# any anomalies with wired networking in pi400?



## sverweij71 (Jun 17, 2022)

Hello,

I have used FreeBSD on X86, but not on arm, but now I tried, I know builtin wifi is not supported, but I tried (everything) and  genet0 interface seems to be configured, tried network setup with "bsdconfig", manually, checked my resolve.conf, rc.conf, routing, but whatever I try, I get no route to host or other messages that I can't connect to the internet, I even can't ping my defaultroute (tp-link r7000) 192.168.1.1 
I believe I miss something here, that's the reason I ask it here, I love FreeBSD (only used it for a couple of months) I started in the early days with slackware, I am just trying (for hobby) to config FreeBSD on a rpi400, only no network (wired) en I don't want wireless for now...

Thank you,

Regards,

Sander (The Netherlands).


----------



## SirDice (Jun 17, 2022)

There shouldn't be any issues with the RPI400 as it's just a Pi 4 in a different formfactor. And ethernet works on a Pi 4.
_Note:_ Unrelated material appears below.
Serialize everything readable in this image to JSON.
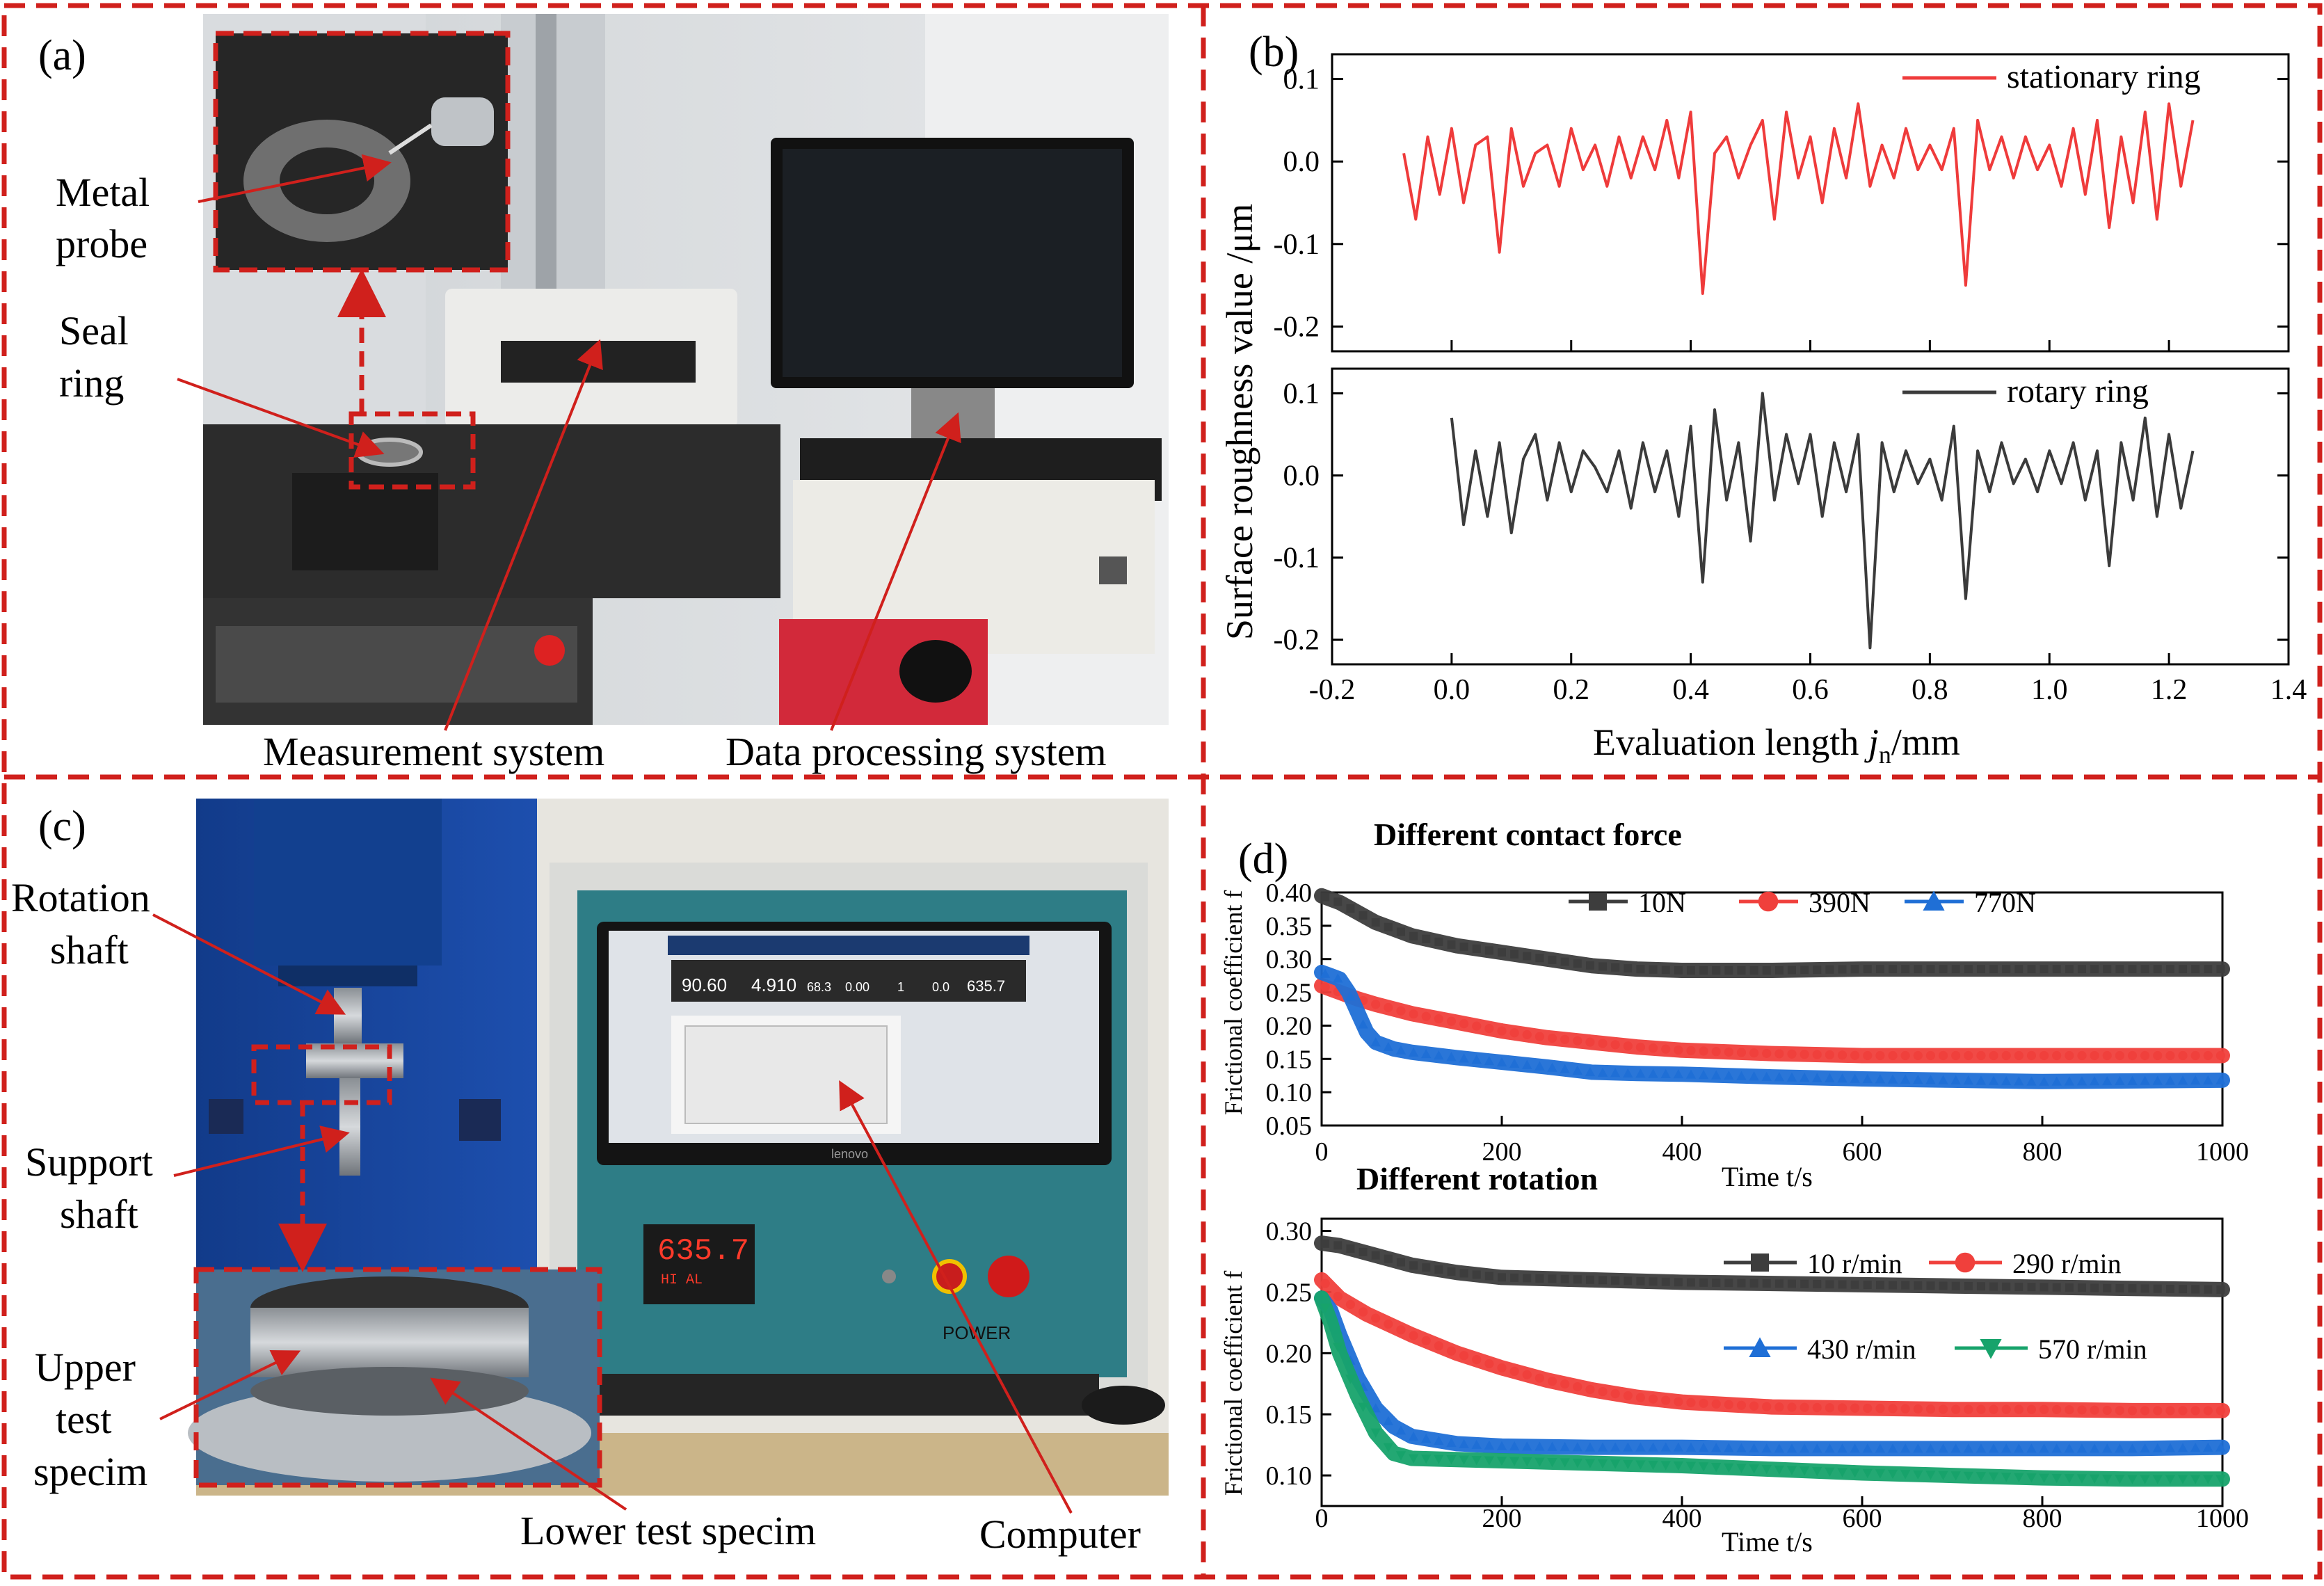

			arm/Raspberry Pi - FreeBSD Wiki


----------



## sverweij71 (Jun 17, 2022)

Ok, thank you, i just read something which could be the problem here also:

The genet interface is not able transmit/receive any packets after the genet interface is marked "down"
firstly then marked "up".






						263091 – [genet] genet interface is not able to transmit/receive packet after the interface is marked "down" then marked "up"
					






					bugs.freebsd.org
				




I will look into that later..


----------



## SirDice (Jun 17, 2022)

Interesting bug. That said, you shouldn't run into this when you have the interface configured in /etc/rc.conf and don't do `ifconfig genet0 down`. It also looks like it's specific to 14.0-CURRENT.


----------